If $\frac{p}{q}\in(0,1)$, define $\sigma(2n)=nq$ and $\sigma(2n+1)=nq+p$, then $$ S_{\sigma}(x)=\sum_{n=0}^{+\infty}(x^{nq}-x^{nq+p})=\frac{1-x^p}{1-x^q}\underset{x\to 1^-}{\longrightarrow}\frac{p}{q} $$ as indicated by @GEdgar's answer. I'll prove that any $\alpha\in(0,1)$ can be obtained in the same fashion. Let $\sigma(2n)=n^2$ and $\sigma(2n+1)$ be the nearest integer of $n^2+\alpha(2n+1)$ in $(n^2,(n+1)^2)$, note that $\sigma$ is strictly increasing. Let $s=-\log x>0$, then $$ S_{\sigma}(x)=\sum_{n=0}^{+\infty}\int_{\sigma(2n)}^{\sigma(2n+1)}se^{-st}dt=s\int_0^{+\infty}\varphi'(t)e^{-st}dt $$ where $$ \varphi(t)=\int_0^t\sum_{n=0}^{+\infty}\mathbf{1}_{[\sigma(2n),\sigma(2n+1)]}(u)du. $$ An integration by parts gives $$ S_{\sigma}(x)=s^2\int_0^{+\infty}\varphi(t)e^{-st}dt+\mathcal{O}(s)=\int_0^{+\infty}s\varphi\left(\frac{u}{s}\right)e^{-u}du+\mathcal{O}(s) $$ with $u=st$. Let, for any $R>0$, $\Phi_R(u)=\frac{\varphi(Ru)}{R}e^{-u}$ so that $$ \int_0^{+\infty}s\varphi\left(\frac{u}{s}\right)e^{-u}du=\int_0^{+\infty}\Phi_{s^{-1}}(u)du $$ then $\Phi_R(u)\leqslant ue^{-u}\in L^1([0,+\infty))$. Let $N_R=\left\lfloor\frac{\sqrt{R}}{2}\right\rfloor$ so that $N_R^2\leqslant R\leqslant (N_R+1)^2$ then $$ \frac{1}{(N_R+1)^2}\sum_{n=0}^{N_R}(\sigma(2n+1)-n^2)\leqslant\Phi_R(1)\leqslant\frac{1}{N_R^2}\sum_{n=0}^{N_R+1}(\sigma(2n+1)-n^2). $$ But $|\sigma(2n+1)-n^2-\alpha(2n+1)|\leqslant\frac{1}{2}$ so $$ \frac{1}{(N_R+1)^2}\sum_{n=0}^{N_R}(\sigma(2n+1)-n^2)=\alpha+\mathcal{O}\left(\frac{1}{\sqrt{R}}\right)\underset{R\to+\infty}{\longrightarrow}\alpha $$ and the same goes for the RHS, therefore $\lim\limits_{R\to+\infty}\Phi_R(1)=\alpha$. But $\Phi_R(u)=u\Phi_{Ru}(1)\underset{R\to+\infty}{\longrightarrow}\alpha u$ for all $u>0$ thus $$ \lim\limits_{R\to+\infty}\int_0^{+\infty}\Phi_R(u)du=\int_0^{+\infty}\alpha ue^{-u}du=\alpha $$ by the dominated convergence theorem. The above computations allows us to conclude that $$ \lim\limits_{x\to 1^-}S_{\sigma}(x)=\alpha. $$

Answer 4

We obtain all possible rational limits by GEdgar's method. With a slight modification, it is possible to obtain any limit in $[0,1]$ in the following method.

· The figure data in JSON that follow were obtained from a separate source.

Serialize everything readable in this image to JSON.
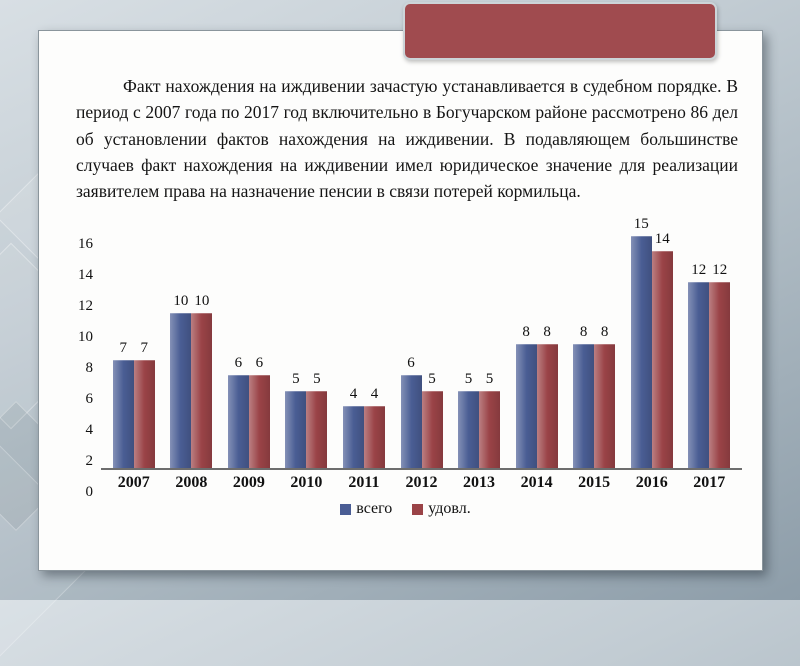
{
  "slide": {
    "paragraph": "Факт нахождения на иждивении зачастую устанавливается в судебном порядке. В период с 2007 года по 2017 год включительно в Богучарском районе рассмотрено 86 дел об установлении фактов нахождения на иждивении. В подавляющем большинстве случаев факт нахождения на иждивении имел юридическое значение для реализации заявителем права на назначение пенсии в связи потерей кормильца."
  },
  "colors": {
    "ribbon_accent": "#a04b4f",
    "series_total": "#4a5d94",
    "series_satisfied": "#9a4347",
    "slide_background": "#fdfdfc",
    "page_background": "#b4c0c8"
  },
  "chart_data": {
    "type": "bar",
    "title": "",
    "xlabel": "",
    "ylabel": "",
    "categories": [
      "2007",
      "2008",
      "2009",
      "2010",
      "2011",
      "2012",
      "2013",
      "2014",
      "2015",
      "2016",
      "2017"
    ],
    "series": [
      {
        "name": "всего",
        "color": "#4a5d94",
        "values": [
          7,
          10,
          6,
          5,
          4,
          6,
          5,
          8,
          8,
          15,
          12
        ]
      },
      {
        "name": "удовл.",
        "color": "#9a4347",
        "values": [
          7,
          10,
          6,
          5,
          4,
          5,
          5,
          8,
          8,
          14,
          12
        ]
      }
    ],
    "ylim": [
      0,
      16
    ],
    "ytick_step": 2,
    "grid": false,
    "legend_position": "bottom",
    "data_labels": true
  }
}
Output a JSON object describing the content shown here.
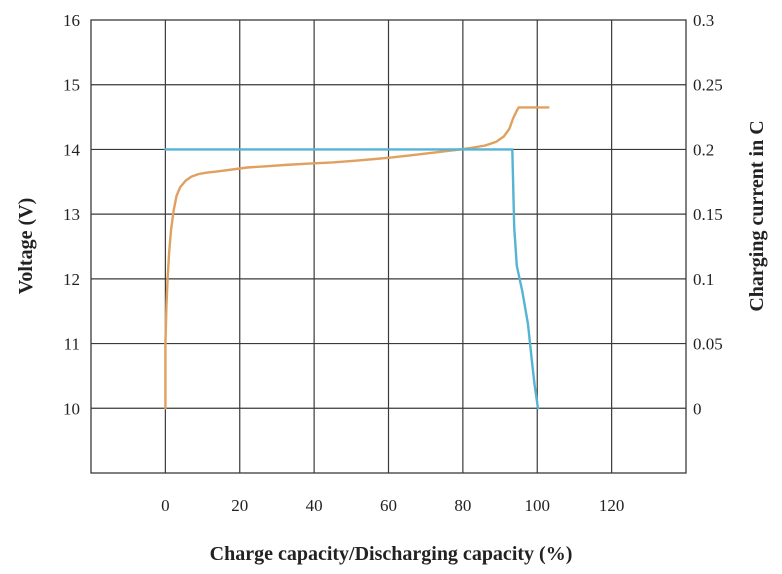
{
  "chart_data": {
    "type": "line",
    "title": "",
    "xlabel": "Charge capacity/Discharging capacity (%)",
    "ylabel_left": "Voltage (V)",
    "ylabel_right": "Charging current in C",
    "xlim": [
      -20,
      140
    ],
    "ylim_left": [
      9,
      16
    ],
    "ylim_right": [
      -0.05,
      0.3
    ],
    "x_ticks": [
      "0",
      "20",
      "40",
      "60",
      "80",
      "100",
      "120"
    ],
    "y_left_ticks": [
      "10",
      "11",
      "12",
      "13",
      "14",
      "15",
      "16"
    ],
    "y_right_ticks": [
      "0",
      "0.05",
      "0.1",
      "0.15",
      "0.2",
      "0.25",
      "0.3"
    ],
    "grid": true,
    "series": [
      {
        "color": "#e0a060",
        "axis": "left",
        "x": [
          0,
          0,
          0.3,
          0.6,
          1,
          1.5,
          2.2,
          3,
          4,
          5.5,
          7,
          9,
          11,
          14,
          18,
          22,
          27,
          32,
          38,
          45,
          52,
          60,
          66,
          72,
          78,
          82,
          86,
          89,
          91,
          92.5,
          93.5,
          94.5,
          95,
          100,
          103
        ],
        "y": [
          10.0,
          11.0,
          11.6,
          12.0,
          12.4,
          12.75,
          13.05,
          13.28,
          13.42,
          13.52,
          13.58,
          13.62,
          13.64,
          13.66,
          13.69,
          13.72,
          13.74,
          13.76,
          13.78,
          13.8,
          13.83,
          13.87,
          13.91,
          13.95,
          13.99,
          14.02,
          14.06,
          14.12,
          14.2,
          14.32,
          14.48,
          14.6,
          14.65,
          14.65,
          14.65
        ]
      },
      {
        "color": "#55b3d4",
        "axis": "right",
        "x": [
          0,
          15,
          30,
          50,
          70,
          85,
          93.3,
          93.5,
          93.8,
          94.5,
          96,
          97.5,
          98.5,
          99.3,
          100.2
        ],
        "y": [
          0.2,
          0.2,
          0.2,
          0.2,
          0.2,
          0.2,
          0.2,
          0.175,
          0.14,
          0.11,
          0.09,
          0.065,
          0.038,
          0.018,
          0.0
        ]
      }
    ]
  }
}
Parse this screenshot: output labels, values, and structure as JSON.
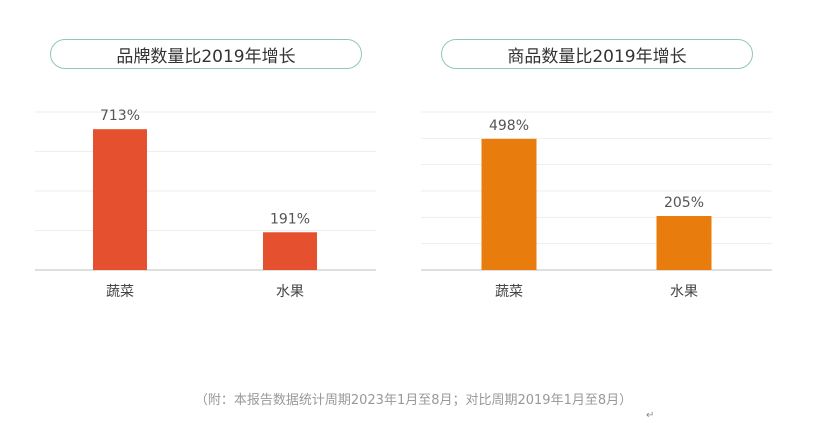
{
  "chart_data": [
    {
      "type": "bar",
      "title": "品牌数量比2019年增长",
      "categories": [
        "蔬菜",
        "水果"
      ],
      "values": [
        713,
        191
      ],
      "value_labels": [
        "713%",
        "191%"
      ],
      "unit": "%",
      "ylim": [
        0,
        800
      ],
      "grid": true,
      "color": "#e5502e"
    },
    {
      "type": "bar",
      "title": "商品数量比2019年增长",
      "categories": [
        "蔬菜",
        "水果"
      ],
      "values": [
        498,
        205
      ],
      "value_labels": [
        "498%",
        "205%"
      ],
      "unit": "%",
      "ylim": [
        0,
        600
      ],
      "grid": true,
      "color": "#e87d0d"
    }
  ],
  "footnote": "（附：本报告数据统计周期2023年1月至8月；对比周期2019年1月至8月）",
  "return_mark": "↵"
}
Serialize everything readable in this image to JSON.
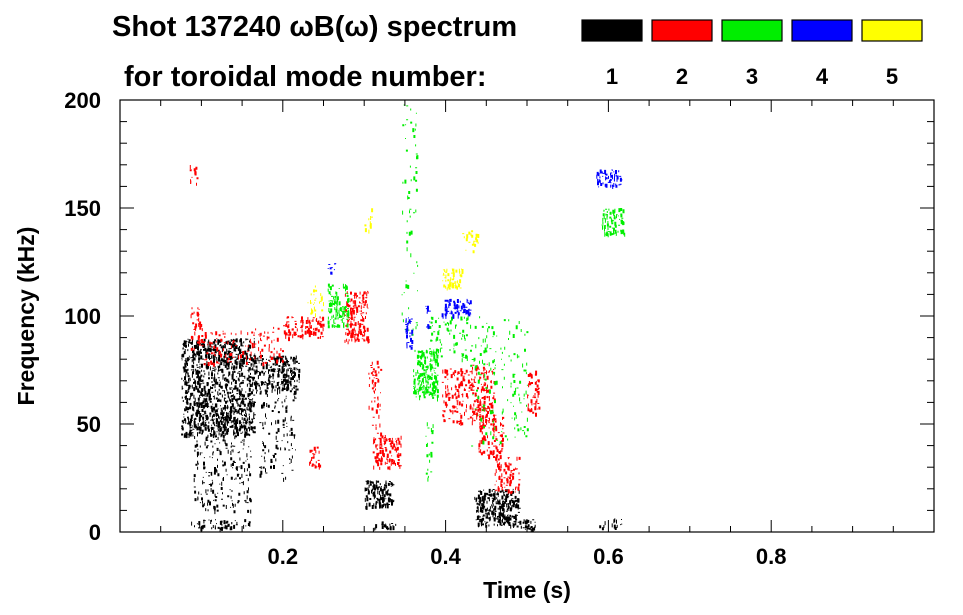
{
  "chart_data": {
    "type": "scatter",
    "title_line1": "Shot 137240 ωB(ω) spectrum",
    "title_line2": "for toroidal mode number:",
    "xlabel": "Time (s)",
    "ylabel": "Frequency (kHz)",
    "xlim": [
      0.0,
      1.0
    ],
    "ylim": [
      0,
      200
    ],
    "xticks": [
      0.2,
      0.4,
      0.6,
      0.8
    ],
    "xtick_labels": [
      "0.2",
      "0.4",
      "0.6",
      "0.8"
    ],
    "yticks": [
      0,
      50,
      100,
      150,
      200
    ],
    "ytick_labels": [
      "0",
      "50",
      "100",
      "150",
      "200"
    ],
    "legend": [
      {
        "label": "1",
        "color": "#000000"
      },
      {
        "label": "2",
        "color": "#ff0000"
      },
      {
        "label": "3",
        "color": "#00ee00"
      },
      {
        "label": "4",
        "color": "#0000ff"
      },
      {
        "label": "5",
        "color": "#ffff00"
      }
    ],
    "series": [
      {
        "name": "n=1",
        "color": "#000000",
        "regions": [
          {
            "t": [
              0.075,
              0.165
            ],
            "f": [
              45,
              90
            ],
            "density": 0.45
          },
          {
            "t": [
              0.09,
              0.16
            ],
            "f": [
              10,
              50
            ],
            "density": 0.14
          },
          {
            "t": [
              0.165,
              0.22
            ],
            "f": [
              65,
              82
            ],
            "density": 0.45
          },
          {
            "t": [
              0.17,
              0.215
            ],
            "f": [
              25,
              65
            ],
            "density": 0.1
          },
          {
            "t": [
              0.3,
              0.335
            ],
            "f": [
              12,
              24
            ],
            "density": 0.55
          },
          {
            "t": [
              0.435,
              0.49
            ],
            "f": [
              3,
              20
            ],
            "density": 0.55
          },
          {
            "t": [
              0.49,
              0.51
            ],
            "f": [
              1,
              6
            ],
            "density": 0.5
          },
          {
            "t": [
              0.085,
              0.16
            ],
            "f": [
              2,
              6
            ],
            "density": 0.3
          },
          {
            "t": [
              0.31,
              0.34
            ],
            "f": [
              1,
              5
            ],
            "density": 0.3
          },
          {
            "t": [
              0.58,
              0.62
            ],
            "f": [
              2,
              7
            ],
            "density": 0.12
          }
        ]
      },
      {
        "name": "n=2",
        "color": "#ff0000",
        "regions": [
          {
            "t": [
              0.085,
              0.1
            ],
            "f": [
              85,
              105
            ],
            "density": 0.2
          },
          {
            "t": [
              0.1,
              0.2
            ],
            "f": [
              78,
              95
            ],
            "density": 0.12
          },
          {
            "t": [
              0.2,
              0.25
            ],
            "f": [
              90,
              100
            ],
            "density": 0.35
          },
          {
            "t": [
              0.275,
              0.305
            ],
            "f": [
              88,
              112
            ],
            "density": 0.4
          },
          {
            "t": [
              0.305,
              0.32
            ],
            "f": [
              45,
              80
            ],
            "density": 0.18
          },
          {
            "t": [
              0.31,
              0.345
            ],
            "f": [
              30,
              45
            ],
            "density": 0.4
          },
          {
            "t": [
              0.395,
              0.46
            ],
            "f": [
              50,
              78
            ],
            "density": 0.25
          },
          {
            "t": [
              0.44,
              0.47
            ],
            "f": [
              35,
              55
            ],
            "density": 0.3
          },
          {
            "t": [
              0.46,
              0.49
            ],
            "f": [
              18,
              35
            ],
            "density": 0.3
          },
          {
            "t": [
              0.5,
              0.515
            ],
            "f": [
              55,
              75
            ],
            "density": 0.3
          },
          {
            "t": [
              0.23,
              0.245
            ],
            "f": [
              30,
              40
            ],
            "density": 0.3
          },
          {
            "t": [
              0.085,
              0.095
            ],
            "f": [
              160,
              170
            ],
            "density": 0.2
          }
        ]
      },
      {
        "name": "n=3",
        "color": "#00ee00",
        "regions": [
          {
            "t": [
              0.255,
              0.28
            ],
            "f": [
              95,
              115
            ],
            "density": 0.4
          },
          {
            "t": [
              0.36,
              0.39
            ],
            "f": [
              62,
              85
            ],
            "density": 0.5
          },
          {
            "t": [
              0.345,
              0.365
            ],
            "f": [
              90,
              200
            ],
            "density": 0.05
          },
          {
            "t": [
              0.38,
              0.43
            ],
            "f": [
              80,
              100
            ],
            "density": 0.12
          },
          {
            "t": [
              0.43,
              0.5
            ],
            "f": [
              40,
              100
            ],
            "density": 0.06
          },
          {
            "t": [
              0.59,
              0.62
            ],
            "f": [
              138,
              150
            ],
            "density": 0.4
          },
          {
            "t": [
              0.375,
              0.385
            ],
            "f": [
              25,
              55
            ],
            "density": 0.12
          }
        ]
      },
      {
        "name": "n=4",
        "color": "#0000ff",
        "regions": [
          {
            "t": [
              0.35,
              0.358
            ],
            "f": [
              85,
              100
            ],
            "density": 0.5
          },
          {
            "t": [
              0.395,
              0.43
            ],
            "f": [
              100,
              108
            ],
            "density": 0.45
          },
          {
            "t": [
              0.585,
              0.615
            ],
            "f": [
              160,
              168
            ],
            "density": 0.45
          },
          {
            "t": [
              0.255,
              0.265
            ],
            "f": [
              120,
              125
            ],
            "density": 0.3
          },
          {
            "t": [
              0.375,
              0.38
            ],
            "f": [
              95,
              105
            ],
            "density": 0.4
          }
        ]
      },
      {
        "name": "n=5",
        "color": "#ffff00",
        "regions": [
          {
            "t": [
              0.395,
              0.42
            ],
            "f": [
              113,
              122
            ],
            "density": 0.5
          },
          {
            "t": [
              0.23,
              0.25
            ],
            "f": [
              100,
              115
            ],
            "density": 0.15
          },
          {
            "t": [
              0.42,
              0.44
            ],
            "f": [
              130,
              140
            ],
            "density": 0.2
          },
          {
            "t": [
              0.3,
              0.31
            ],
            "f": [
              140,
              150
            ],
            "density": 0.2
          }
        ]
      }
    ]
  }
}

Let $\alpha>1$. We consider $$ S_{\sigma}(x)=\sum_{n=0}^{\infty}(-1)^nx^{\sigma(n)}=\sum_{n=0}^{\infty} (x^{\lfloor \alpha n\rfloor}-x^{\lfloor \alpha n\rfloor+1})=(1-x)\sum_{n=0}^{\infty}x^{\lfloor \alpha n \rfloor}.$$ We define $\sigma(n)$ with the exponents in the powers of $x$ that are not cancelled out in $$ \sum_{n=0}^{\infty} (x^{\lfloor \alpha n\rfloor}-x^{\lfloor \alpha n\rfloor+1}). $$ Then the sum $S_{\sigma}(x)$ is Cesaro summable to $1/\alpha$. Thus, it is Abel summable to $1/\alpha$, yielding that $$ \lim_{x\rightarrow 1-} S_{\sigma}(x) = \frac1{\alpha}. $$

If we use $$ S_{\sigma}(x)=\sum_{n=0}^{\infty}(-1)^nx^{\sigma(n)}=(1-x)\sum_{n=0}^{\infty}x^{n^2} $$ so that the sum $S_{\sigma}(x)$ is Cesaro summable to $0$.

If we use $$ S_{\sigma}(x)=\sum_{n=0}^{\infty}(-1)^nx^{\sigma(n)}=(1-x)\left(\sum_{n=0}^{\infty} x^n -\sum_{n=0}^{\infty}x^{n^2}\right). $$ Then $S_{\sigma}(x)$ is Cesaro summable to $1$.